10.) Mevcut tabloyu ABD’li beyaz işçi sınıfının özüne atfedilen bir ırkçılık veya sağcılık eğilimiyle açıklamaya çalışanlar, ömürlerini Trump ve benzeri gericilerin hükümetleri altında geçirmeye hazır olsunlar. Zira böyle bir öz mevcut değil. Onların akademik darkafalılıkları bunu kavrayamayacak olsa da Trump’ın, bütün anketlerin ve medyadaki söylemlerin aksine hala bu yarışın tartışılan bir parçası olarak kalmasının nedeni, onun krizin bir nedeni olmaktan çok sonucu olmasında yatıyor. Trump’ın olası zaferini veya Biden’ın son derece zorlanmış olacak olan olası zaferini anlamak isteyen biri, öncelikle Trump’a yaşam vermiş olan kapitalist konjonktürü anlayabilme kapasitesini gösterebilmelidir. 

11.) Trump bir sonuçtur; on yıllara yayılan askerî emperyalist saldırganlık politikalarının kamu kaynaklarını kurutmasının, 2008 çöküşünün yoksulların evlerine ve birikimlerine el koyarak atlatmaya çalışan bankaların diktatörlüğünün ülke içinde yarattığı toplumsal enkazın, önü alınamayan sosyal eşitsizliğin, zenginlik ile refahın sömürücü ve asalak bir toplumsal azınlığın elinde tekelleşmiş olmasının, mali oligarşinin siyah ve veyaz işçi sınıfının kanıyla beslenmesinin bir sonucudur. Bu sonucu, nedenlerinden kopararak yenilgiye uğratamazsınız. Mali oligarşinin Trump değil Biden tarafından temsil edilmesini öngören bir programla, belki de 21. yüzyıla kanlı damgalarını vurmaya hazırlanan Trump’ları engelleyemezsiniz. Bu Marksist bir klişe değil, hayatın kendisidir. 
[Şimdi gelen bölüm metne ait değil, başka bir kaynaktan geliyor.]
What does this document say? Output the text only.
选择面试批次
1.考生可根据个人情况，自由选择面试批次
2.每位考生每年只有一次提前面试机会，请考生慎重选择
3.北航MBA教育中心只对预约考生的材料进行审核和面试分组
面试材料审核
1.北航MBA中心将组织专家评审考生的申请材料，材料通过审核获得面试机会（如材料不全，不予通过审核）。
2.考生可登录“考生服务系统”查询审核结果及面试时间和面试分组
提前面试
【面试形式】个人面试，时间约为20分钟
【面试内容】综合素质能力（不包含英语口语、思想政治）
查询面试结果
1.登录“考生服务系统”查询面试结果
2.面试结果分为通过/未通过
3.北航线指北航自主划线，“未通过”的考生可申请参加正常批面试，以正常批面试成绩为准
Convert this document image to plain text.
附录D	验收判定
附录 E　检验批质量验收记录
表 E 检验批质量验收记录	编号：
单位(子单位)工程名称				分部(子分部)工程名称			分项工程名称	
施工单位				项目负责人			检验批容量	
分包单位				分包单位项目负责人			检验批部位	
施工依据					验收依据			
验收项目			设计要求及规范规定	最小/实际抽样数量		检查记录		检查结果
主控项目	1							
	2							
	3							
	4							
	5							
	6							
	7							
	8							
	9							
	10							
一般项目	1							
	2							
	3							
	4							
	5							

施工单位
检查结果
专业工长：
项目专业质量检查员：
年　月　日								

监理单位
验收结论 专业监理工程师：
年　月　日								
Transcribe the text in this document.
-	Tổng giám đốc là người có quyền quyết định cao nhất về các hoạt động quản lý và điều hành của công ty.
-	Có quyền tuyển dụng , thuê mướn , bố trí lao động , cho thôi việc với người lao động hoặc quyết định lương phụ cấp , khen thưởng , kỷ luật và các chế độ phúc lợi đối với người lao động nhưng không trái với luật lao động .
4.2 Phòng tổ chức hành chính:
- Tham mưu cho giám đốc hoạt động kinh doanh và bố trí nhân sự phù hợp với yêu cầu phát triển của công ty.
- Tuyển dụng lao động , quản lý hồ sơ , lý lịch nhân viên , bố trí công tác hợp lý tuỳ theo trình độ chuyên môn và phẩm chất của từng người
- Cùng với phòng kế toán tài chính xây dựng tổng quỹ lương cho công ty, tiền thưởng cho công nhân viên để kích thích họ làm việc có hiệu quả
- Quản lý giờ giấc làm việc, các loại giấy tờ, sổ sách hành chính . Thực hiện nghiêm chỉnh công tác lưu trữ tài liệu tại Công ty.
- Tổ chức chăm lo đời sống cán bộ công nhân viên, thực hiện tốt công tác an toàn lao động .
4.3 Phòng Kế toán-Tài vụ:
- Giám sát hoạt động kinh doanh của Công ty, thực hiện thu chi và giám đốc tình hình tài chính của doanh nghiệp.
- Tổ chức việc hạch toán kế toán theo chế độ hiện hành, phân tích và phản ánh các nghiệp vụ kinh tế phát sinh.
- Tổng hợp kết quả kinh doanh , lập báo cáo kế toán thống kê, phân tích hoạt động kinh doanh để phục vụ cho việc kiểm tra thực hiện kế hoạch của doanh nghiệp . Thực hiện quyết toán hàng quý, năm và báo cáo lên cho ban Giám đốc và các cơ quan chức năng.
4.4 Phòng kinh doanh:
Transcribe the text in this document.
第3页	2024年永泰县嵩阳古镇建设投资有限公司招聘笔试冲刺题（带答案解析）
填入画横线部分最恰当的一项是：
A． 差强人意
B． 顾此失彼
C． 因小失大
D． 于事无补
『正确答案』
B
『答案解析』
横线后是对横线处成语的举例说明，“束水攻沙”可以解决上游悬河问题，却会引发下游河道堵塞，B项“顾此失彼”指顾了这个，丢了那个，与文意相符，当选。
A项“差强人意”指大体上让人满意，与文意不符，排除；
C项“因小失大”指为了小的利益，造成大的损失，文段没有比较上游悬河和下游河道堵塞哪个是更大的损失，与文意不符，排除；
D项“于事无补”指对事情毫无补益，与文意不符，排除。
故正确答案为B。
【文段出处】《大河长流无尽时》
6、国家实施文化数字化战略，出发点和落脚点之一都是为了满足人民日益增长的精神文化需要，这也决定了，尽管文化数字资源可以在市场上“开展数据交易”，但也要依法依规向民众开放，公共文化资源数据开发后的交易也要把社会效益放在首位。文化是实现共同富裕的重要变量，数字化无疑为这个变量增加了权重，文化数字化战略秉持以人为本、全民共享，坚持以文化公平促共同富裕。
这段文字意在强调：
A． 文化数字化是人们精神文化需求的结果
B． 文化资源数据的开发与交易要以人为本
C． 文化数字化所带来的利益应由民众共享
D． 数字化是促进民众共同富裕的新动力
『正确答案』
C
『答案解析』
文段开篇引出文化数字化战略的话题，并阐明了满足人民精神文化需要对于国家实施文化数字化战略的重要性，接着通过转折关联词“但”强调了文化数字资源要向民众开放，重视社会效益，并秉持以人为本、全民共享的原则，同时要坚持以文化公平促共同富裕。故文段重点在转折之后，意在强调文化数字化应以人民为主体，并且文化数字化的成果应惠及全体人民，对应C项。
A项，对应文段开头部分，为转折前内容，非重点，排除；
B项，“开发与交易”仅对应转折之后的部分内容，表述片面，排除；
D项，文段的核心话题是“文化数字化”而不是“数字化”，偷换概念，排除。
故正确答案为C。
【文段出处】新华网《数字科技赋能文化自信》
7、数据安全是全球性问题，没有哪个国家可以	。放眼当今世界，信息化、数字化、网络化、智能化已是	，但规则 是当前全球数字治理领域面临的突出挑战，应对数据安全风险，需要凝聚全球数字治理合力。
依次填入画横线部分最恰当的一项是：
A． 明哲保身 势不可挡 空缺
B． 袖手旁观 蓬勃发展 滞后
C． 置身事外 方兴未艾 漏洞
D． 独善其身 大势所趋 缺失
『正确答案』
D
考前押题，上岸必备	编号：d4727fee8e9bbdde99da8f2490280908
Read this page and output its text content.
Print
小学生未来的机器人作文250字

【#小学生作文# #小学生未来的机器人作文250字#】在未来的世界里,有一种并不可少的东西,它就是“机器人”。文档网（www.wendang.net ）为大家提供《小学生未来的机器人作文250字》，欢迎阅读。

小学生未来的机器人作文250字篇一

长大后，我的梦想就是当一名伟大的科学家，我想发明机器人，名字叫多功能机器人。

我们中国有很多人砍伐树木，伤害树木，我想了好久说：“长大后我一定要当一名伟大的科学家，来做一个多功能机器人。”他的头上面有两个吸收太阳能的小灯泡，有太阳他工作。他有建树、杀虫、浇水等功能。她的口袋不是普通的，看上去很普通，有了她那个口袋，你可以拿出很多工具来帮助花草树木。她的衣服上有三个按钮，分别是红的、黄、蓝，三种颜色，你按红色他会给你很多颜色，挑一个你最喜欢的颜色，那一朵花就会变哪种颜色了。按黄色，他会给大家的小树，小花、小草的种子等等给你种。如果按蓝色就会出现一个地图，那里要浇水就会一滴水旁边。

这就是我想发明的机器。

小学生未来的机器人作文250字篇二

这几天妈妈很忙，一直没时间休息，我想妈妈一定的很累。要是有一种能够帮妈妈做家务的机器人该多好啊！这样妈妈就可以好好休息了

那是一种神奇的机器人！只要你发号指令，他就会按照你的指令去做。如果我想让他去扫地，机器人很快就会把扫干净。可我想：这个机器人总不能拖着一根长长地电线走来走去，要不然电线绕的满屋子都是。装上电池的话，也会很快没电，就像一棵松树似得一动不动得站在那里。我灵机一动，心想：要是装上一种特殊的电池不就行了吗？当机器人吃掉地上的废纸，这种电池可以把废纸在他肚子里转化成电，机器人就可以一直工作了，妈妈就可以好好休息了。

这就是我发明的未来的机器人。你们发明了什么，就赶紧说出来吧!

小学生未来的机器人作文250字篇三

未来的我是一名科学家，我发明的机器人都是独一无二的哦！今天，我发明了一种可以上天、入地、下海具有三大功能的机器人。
12.) Pekiyi kapitalist yıkımların sonucu neden Trump oldu? Bunun başlıca nedeni iki partili aristokratik seçim paradigması ve işçi sınıfı hareketinin sendikalar ile partiler düzeyinde politik ve örgütsel bağımsızlığının sağlanamamış olmasıdır. Demokrat Parti’nin bütün toplumsal hareketleri, siyah radikalizmini, işçi sınıfının sendikal hareketini kendi kurumsal bünyesinde soğurmaya çalışması, bunu yapamadığı anda da bu hareketlerin aktif olarak önünü kesmesi, bu yıkımların sonucunu Trump kıldı. Ancak Trump’ın ve Trumpçılığın yenilmesinin iki partili aristokratik çıkmazın yenilgisiyle ve bu oligarşik seçim mekanizmasının da Amerikan finans baronlarının yenilgisiyle mümkün olduğunu ortaya koyabilen bir sosyalist perspektif, Trump tipi Bonapartist rejimlerin yoksulların tepesinde sopa sallamasını durdurabilir. Bu perspektifin ise biricik ihtiyacı şudur: Amerika Birleşik Devletleri işçi sınıfı hareketinin ve siyah özgürlük mücadelesinin bütün düzen partilerinden, ancak özellikle de Demokrat Parti’den kopması ve kendisini bağımsız bir biçimde örgütlemesi. Başka bir yol olduğunu iddia edenler arsız yalancılardır, başka da bir şey değil. 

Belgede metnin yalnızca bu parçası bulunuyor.